Alternatives to Incineration Exist
Viable alternatives to incineration exist for healthcare wastes, municipal wastes, and industrial and hazardous wastes. Healthcare waste is primarily composed of non-infectious waste that is similar to general municipal waste. Maintaining separate waste streams for potentially infectious and non-infectious wastes is inexpensive and cost-effective because it reduces the total amount of potentially infectious waste that needs treatment.

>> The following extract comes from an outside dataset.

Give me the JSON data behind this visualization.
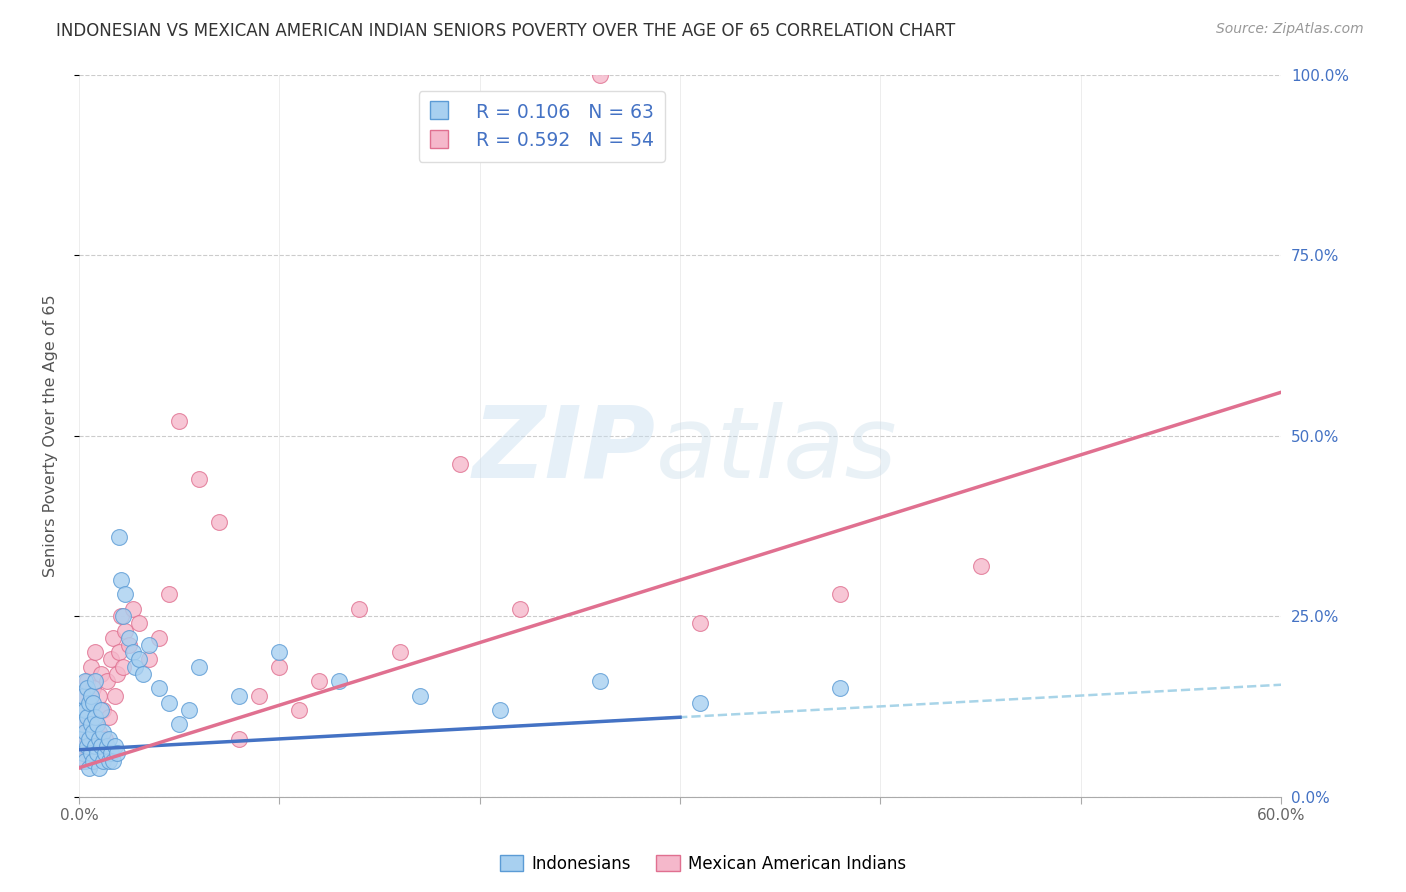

Non-combustion alternatives exist for treating potentially infectious medical waste.

Programs for waste reduction and the separation of discards into categories such as reusables, recyclables and compostables, are financially and environmentally better strategies than incineration for dealing with municipal waste. The best approach for industrial wastes is prevention: reducing or eliminating hazardous industrial inputs and waste-intensive products as well as minimizing the quantity and toxicity of remaining wastes. For hazardous waste that already exists, non-burn treatments have been developed that are less dangerous than incineration.

Additional Problems of Incineration in Southern Countries
In Southern countries, economic and environmental problems of incinerators are further magnified. Among the reasons for this exacerbation are inadequate legislative and regulatory infrastructures, a lack of facilities to adequately monitor and test emissions and residues, less transparency and fewer opportunities for public participation, different waste content (municipal waste in less-industrialized countries consists of more organic and inert matter), and greater budget uncertainties which adversely affect maintenance of facilities.

World Bank Group Continues to Promote Incineration
Despite the overwhelming problems with incineration, the World Bank Group continues to fund incinerators and to promote incineration in its publications. Some World Bank Group projects do recognize concerns about incineration or promote alternative methods of treatment and waste management. But the Bank's publications and advice to Southern countries continue to endorse waste incineration and largely fail to address current research on its environmental and economic problems. Public interest organizations from World Bank Group borrowing and lending countries have attempted to engage the World Bank Group about these issues, but have received little constructive response. The World Bank Group has not developed any official mechanism for monitoring or restricting its funding of incinerators.